By Monday, March 2, at 1410 hours, Cheynes-Stoke respirations were observed, and Stalin’s blood pressure had risen to 210/120. Over the next 48 hours, the dictator’s condition continued to deteriorate with sharp fluctuations in blood pressure, and it was reported that his heart registered a “hollow tone.” Stalin was given lemon juice and glucose to drink and received injections of camphor, which were meant to stimulate breathing. Toward the end, the whole panoply of Soviet medicine, circa 1953, was pulled out––all of it, of course, futile. In addition to the other therapies applied, he was injected with caffeine, camphor, and cardiozol. By the early morning of Monday, March 4, Stalin’s condition had deteriorated further, with the appearance of cyanosis, hiccoughing, and profuse sweating. By 0820 hours, Stalin had become increasingly cyanotic and began to manifest both hematemasis and hematuria. By 1915 hours the next day, his pulse had risen to 120 beats per minute and blood pressure had fallen to 150/100. By 2010 hours, his heart rate had risen to 150 beats per minute, and Stalin was completely comatose with profound cyanosis. At 2140 hours, he was given more camphor injections along with adrenalin as well as carbon dioxide and oxygen.
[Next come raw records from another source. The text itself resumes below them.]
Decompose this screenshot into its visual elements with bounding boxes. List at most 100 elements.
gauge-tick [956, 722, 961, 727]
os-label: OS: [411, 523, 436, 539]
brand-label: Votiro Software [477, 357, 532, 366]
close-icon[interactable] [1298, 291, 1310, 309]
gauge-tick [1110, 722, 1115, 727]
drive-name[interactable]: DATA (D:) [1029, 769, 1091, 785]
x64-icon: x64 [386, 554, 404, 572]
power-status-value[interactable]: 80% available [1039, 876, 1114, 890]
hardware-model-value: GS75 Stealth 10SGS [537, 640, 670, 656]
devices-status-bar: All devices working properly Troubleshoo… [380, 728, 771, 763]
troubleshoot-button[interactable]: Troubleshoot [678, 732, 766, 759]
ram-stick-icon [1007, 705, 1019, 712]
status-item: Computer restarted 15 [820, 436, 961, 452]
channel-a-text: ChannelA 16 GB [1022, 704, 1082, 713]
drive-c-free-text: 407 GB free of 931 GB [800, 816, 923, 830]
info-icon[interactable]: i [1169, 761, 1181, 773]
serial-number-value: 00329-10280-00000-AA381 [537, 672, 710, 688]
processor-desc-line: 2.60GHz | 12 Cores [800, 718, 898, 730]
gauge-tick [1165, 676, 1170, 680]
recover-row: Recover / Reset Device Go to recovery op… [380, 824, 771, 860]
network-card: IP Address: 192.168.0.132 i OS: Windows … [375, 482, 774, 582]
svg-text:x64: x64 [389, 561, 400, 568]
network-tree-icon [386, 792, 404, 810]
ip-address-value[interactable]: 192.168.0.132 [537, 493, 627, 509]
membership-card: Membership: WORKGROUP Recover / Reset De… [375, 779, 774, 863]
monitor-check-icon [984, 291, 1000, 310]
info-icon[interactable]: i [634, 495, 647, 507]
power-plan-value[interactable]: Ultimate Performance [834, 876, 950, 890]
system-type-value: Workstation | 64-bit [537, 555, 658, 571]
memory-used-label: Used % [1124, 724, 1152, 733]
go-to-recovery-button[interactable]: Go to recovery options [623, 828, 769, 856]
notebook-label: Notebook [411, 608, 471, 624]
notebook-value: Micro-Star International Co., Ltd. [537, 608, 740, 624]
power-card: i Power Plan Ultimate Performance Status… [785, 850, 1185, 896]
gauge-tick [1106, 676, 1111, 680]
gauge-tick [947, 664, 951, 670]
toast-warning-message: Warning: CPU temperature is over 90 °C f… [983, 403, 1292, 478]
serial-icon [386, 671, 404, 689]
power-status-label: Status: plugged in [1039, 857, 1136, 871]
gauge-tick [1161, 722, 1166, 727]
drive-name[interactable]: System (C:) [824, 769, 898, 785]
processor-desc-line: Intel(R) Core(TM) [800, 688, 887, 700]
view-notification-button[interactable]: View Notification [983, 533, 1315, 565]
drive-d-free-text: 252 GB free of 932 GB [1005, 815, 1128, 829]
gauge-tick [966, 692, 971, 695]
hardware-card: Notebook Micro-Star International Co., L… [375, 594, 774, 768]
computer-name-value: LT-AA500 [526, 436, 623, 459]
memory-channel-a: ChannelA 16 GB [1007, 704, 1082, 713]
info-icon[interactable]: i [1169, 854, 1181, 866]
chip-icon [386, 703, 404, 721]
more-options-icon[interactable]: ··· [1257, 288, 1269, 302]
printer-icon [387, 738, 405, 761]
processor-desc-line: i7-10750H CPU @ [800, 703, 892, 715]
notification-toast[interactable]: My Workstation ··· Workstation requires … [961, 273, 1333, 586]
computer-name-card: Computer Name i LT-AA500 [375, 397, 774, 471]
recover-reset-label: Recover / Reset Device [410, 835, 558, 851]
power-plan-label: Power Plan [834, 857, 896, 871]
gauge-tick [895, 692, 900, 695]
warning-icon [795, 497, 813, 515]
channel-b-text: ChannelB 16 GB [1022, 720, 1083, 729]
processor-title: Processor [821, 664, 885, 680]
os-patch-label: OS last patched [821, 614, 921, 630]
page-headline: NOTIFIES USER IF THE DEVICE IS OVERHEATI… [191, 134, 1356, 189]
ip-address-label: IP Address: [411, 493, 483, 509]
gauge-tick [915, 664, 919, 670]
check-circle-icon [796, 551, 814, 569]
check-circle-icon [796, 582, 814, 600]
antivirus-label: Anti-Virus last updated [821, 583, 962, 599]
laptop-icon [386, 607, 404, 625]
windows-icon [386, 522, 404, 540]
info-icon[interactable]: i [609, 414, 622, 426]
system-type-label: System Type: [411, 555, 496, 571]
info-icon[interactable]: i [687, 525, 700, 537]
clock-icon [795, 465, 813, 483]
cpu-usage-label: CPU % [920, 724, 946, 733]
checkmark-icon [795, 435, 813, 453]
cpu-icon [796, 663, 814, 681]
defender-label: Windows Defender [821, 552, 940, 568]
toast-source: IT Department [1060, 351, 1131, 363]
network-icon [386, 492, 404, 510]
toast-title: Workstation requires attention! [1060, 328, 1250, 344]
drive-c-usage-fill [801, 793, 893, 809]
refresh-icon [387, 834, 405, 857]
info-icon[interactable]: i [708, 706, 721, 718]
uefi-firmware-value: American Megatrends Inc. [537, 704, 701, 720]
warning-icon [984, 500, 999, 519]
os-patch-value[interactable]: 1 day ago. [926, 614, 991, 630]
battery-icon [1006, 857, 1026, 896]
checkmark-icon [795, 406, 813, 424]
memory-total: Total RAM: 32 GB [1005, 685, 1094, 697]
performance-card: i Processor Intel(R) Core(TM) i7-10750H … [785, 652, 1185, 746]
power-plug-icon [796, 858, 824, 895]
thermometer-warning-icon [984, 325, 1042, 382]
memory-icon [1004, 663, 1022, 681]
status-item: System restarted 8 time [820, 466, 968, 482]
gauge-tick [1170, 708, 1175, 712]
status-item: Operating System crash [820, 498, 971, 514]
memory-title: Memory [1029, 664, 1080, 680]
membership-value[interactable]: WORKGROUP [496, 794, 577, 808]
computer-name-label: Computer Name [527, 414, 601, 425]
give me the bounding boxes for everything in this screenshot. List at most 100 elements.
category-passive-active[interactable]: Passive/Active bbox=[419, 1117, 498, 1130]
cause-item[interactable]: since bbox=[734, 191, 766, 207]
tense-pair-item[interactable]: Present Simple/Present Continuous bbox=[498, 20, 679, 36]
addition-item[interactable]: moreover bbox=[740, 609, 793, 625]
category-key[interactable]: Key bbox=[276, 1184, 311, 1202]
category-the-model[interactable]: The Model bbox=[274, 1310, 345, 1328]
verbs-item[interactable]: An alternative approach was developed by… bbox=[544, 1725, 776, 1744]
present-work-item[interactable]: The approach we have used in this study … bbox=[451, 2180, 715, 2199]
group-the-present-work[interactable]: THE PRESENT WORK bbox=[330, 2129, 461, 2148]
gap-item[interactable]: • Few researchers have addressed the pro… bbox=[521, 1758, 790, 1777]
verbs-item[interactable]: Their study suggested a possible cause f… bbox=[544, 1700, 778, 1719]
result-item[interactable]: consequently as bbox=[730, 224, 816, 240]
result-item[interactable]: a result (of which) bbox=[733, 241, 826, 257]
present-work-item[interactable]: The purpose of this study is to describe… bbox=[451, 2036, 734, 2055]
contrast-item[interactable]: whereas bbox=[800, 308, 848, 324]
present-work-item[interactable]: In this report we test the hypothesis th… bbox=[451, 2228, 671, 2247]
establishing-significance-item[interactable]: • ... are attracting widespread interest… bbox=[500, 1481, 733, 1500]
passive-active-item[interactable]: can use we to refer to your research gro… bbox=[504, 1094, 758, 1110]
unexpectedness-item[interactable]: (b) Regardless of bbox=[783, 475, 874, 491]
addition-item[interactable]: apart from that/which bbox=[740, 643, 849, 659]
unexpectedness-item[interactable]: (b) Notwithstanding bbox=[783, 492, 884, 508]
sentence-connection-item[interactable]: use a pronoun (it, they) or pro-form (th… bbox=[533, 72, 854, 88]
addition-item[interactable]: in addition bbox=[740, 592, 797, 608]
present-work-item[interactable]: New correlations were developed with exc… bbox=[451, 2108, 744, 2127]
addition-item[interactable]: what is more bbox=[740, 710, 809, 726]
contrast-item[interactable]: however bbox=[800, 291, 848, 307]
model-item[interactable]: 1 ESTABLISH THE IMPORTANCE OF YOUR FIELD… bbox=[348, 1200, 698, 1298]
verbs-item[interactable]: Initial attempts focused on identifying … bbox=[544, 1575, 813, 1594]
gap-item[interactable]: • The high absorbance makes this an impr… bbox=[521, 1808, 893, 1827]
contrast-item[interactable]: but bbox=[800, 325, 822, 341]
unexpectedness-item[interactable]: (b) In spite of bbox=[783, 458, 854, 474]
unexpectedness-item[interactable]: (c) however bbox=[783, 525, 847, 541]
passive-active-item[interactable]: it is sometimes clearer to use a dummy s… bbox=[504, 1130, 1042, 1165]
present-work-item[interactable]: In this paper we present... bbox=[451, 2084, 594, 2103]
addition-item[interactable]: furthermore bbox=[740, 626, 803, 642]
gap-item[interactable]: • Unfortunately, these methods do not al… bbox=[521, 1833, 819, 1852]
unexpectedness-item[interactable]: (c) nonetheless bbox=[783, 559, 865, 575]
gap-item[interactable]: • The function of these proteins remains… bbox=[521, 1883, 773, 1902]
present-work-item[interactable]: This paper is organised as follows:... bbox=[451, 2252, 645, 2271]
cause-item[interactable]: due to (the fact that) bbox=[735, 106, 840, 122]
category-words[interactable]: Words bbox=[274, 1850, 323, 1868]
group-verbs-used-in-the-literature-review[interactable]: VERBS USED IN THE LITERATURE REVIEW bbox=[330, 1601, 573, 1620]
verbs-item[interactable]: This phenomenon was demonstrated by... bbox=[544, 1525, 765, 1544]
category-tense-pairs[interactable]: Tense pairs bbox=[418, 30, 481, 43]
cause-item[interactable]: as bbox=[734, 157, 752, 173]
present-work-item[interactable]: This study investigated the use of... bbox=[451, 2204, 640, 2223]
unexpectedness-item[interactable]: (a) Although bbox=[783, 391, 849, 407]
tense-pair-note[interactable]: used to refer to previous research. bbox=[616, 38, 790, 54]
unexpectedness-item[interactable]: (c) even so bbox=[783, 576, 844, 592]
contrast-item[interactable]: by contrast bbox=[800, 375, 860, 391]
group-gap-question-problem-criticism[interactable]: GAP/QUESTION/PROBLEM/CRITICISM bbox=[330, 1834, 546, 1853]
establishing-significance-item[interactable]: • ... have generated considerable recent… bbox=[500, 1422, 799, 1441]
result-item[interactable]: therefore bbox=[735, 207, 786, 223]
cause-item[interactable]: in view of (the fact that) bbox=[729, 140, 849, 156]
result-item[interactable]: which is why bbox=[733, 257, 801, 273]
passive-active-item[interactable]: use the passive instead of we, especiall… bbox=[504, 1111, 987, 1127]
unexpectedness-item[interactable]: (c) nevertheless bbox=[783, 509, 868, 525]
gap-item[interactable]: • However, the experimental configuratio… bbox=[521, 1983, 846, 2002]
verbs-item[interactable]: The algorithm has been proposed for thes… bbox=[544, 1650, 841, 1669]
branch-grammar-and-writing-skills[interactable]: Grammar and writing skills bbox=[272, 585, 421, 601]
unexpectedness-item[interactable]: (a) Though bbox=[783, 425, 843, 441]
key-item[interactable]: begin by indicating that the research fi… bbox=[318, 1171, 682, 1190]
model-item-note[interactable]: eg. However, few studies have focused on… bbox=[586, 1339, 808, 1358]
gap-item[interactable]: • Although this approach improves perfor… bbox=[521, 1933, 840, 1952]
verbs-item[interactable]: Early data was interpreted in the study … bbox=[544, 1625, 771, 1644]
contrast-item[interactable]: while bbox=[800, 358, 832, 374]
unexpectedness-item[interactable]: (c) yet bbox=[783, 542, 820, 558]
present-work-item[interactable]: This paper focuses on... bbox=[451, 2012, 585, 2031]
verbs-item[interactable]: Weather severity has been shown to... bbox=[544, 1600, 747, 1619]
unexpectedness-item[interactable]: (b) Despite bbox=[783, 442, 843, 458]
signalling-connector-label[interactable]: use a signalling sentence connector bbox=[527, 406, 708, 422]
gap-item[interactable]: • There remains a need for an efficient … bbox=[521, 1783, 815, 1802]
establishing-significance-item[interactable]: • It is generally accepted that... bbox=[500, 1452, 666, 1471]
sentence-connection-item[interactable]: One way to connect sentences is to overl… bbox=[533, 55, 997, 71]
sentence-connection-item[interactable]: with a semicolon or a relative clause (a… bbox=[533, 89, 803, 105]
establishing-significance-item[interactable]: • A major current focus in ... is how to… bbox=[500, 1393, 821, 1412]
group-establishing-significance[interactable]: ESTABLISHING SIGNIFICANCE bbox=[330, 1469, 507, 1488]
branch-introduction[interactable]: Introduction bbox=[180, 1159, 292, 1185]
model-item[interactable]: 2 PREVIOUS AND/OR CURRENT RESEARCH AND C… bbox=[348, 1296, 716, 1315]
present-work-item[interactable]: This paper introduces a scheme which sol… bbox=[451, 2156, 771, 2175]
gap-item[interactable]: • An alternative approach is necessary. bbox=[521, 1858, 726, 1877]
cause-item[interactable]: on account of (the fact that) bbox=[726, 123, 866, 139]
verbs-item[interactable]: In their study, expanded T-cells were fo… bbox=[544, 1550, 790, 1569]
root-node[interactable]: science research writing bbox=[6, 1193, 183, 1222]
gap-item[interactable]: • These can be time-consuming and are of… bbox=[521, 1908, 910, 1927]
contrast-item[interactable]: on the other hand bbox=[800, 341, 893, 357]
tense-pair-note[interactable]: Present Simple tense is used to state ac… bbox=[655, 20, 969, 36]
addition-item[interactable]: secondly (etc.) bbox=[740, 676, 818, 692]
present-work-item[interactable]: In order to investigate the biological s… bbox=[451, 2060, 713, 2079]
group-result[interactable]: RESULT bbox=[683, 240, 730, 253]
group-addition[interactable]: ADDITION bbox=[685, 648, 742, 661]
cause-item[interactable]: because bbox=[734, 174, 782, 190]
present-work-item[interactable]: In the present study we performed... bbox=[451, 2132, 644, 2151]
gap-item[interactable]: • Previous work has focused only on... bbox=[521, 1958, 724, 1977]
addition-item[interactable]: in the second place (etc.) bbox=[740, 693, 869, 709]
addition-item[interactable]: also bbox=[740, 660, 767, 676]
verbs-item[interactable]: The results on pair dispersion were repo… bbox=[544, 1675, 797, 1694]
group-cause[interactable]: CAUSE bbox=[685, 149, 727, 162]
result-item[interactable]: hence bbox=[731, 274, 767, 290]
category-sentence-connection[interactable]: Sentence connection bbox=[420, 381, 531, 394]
By 2150, Stalin was pronounced dead at age 73. Beyond delaying medical “aid” (however ineffective it probably was), were the four highers-up present at his final illness complicit in any other way? One speculation has it that it was Beria who murdered him. Several months after Stalin’s death, he was reported to have boasted to Molotov, then foreign minister of the USSR, “I did him in! I saved all of you!” But without an autopsy report, these conjectures remain just that. Those around Stalin certainly had a motive, but as we know from the circumstances of other dictatorships, the inner circle of sycophants are usually too terrorized and self-interested to entertain such radical departures. As Brent and Naumov point out, “How ironic yet fitting, that the man who subjected his people to the horror of his great purges and was preparing them for yet more should himself, at the end, have been purged continually by the magnesium sulfate enemas administered by doctors seeking to prolong his life.”1 As the heart of the evil man registered a “hollow tone.”